New thinking is progress. And just like sharks, if we don’t progress we die.
We need new thinking in education, just like everywhere else. We need new thinking in parenting. If something works better, we should do it. Just because we’ve always learned our multiplication facts the same way, doesn’t mean we always should (even if all the parents say “This isn’t how WE did it.” or “I don’t understand this NEW way of doing it.”)
If something is working in your class or with your kids or anything in your life – KEEP DOING IT. But if something else would work better…lets keep progressing.
There’s certainly challenges in my life. It seems like they crop up every day. Some days there’s little, some days there’s a lot. But every day brings at least one. It’s really just life. Challenges are what life is all about.
Most days, the challenges are your standard variety. The normal day to day parts of the job that people have to deal with – this student needs some extra multiplication help, this person needs an email to clarify something, the bank seems to be short $50 – minor annoyances that we are there to fix. The lightbulbs need changing. The laundry needs done. Pretty routine.
But some days the big ones creep up on you. The car won’t start before work in the morning. The car breaks down or you get into an accident. The kids have stomach flu, or worse. There’s an emergency at work. And of course, life threatening illnesses that are the world changers. They’re out there, waiting for us. They can happen at any time.
I used to be scared of these things happening. I used to dread them, and when they DID happen – trying to get ready for work and suddenly the kids are throwing up all over my jacket, for instance – I would get upset and frustrated and flustered.
But I realized something in those moments that make me change my perspective. Just a change in thinking about these instances made me change the way I approached the challenges of life.

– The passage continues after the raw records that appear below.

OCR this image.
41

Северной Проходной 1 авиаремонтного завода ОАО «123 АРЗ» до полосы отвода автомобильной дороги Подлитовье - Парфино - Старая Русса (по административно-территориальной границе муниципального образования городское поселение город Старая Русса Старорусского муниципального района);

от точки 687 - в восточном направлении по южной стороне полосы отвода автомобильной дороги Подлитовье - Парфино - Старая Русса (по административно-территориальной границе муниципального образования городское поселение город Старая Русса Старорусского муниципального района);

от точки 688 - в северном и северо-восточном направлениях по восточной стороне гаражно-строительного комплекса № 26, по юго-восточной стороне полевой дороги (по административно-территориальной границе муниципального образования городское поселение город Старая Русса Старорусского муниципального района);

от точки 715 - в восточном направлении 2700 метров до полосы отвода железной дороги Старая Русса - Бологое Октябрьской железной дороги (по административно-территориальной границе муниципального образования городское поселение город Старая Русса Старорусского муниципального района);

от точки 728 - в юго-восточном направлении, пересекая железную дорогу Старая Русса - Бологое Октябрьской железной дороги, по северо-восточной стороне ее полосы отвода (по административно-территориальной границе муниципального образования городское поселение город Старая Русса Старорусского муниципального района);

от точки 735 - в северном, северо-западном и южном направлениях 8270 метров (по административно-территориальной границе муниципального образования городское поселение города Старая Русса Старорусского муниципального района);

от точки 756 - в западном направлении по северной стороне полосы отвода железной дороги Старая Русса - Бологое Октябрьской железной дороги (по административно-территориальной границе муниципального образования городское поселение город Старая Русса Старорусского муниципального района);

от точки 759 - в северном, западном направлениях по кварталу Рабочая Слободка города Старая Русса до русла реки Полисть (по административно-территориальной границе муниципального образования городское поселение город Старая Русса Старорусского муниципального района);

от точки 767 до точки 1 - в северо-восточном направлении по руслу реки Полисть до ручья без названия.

When we play videogames, there are challenges all over the place. There are things we need to figure out, bad guys to defeat, and obstacles to overcome. If there were not, we wouldn’t even bother playing the game. A videogame where you just had to walk from point a to point b, and then it was over, with no challenges in the way, would be boring and mundane. Why even bother putting the game in?
When the challenges in life come up, remember – this is your chance to pass this level. This is the moment where you meet the big “boss” of this stage, and you can defeat him. The way you handle the situation will determine whether you make it past, or have to repeat the level until you do it right. Embrace the challenge. Otherwise you’ll never get any farther than you already are.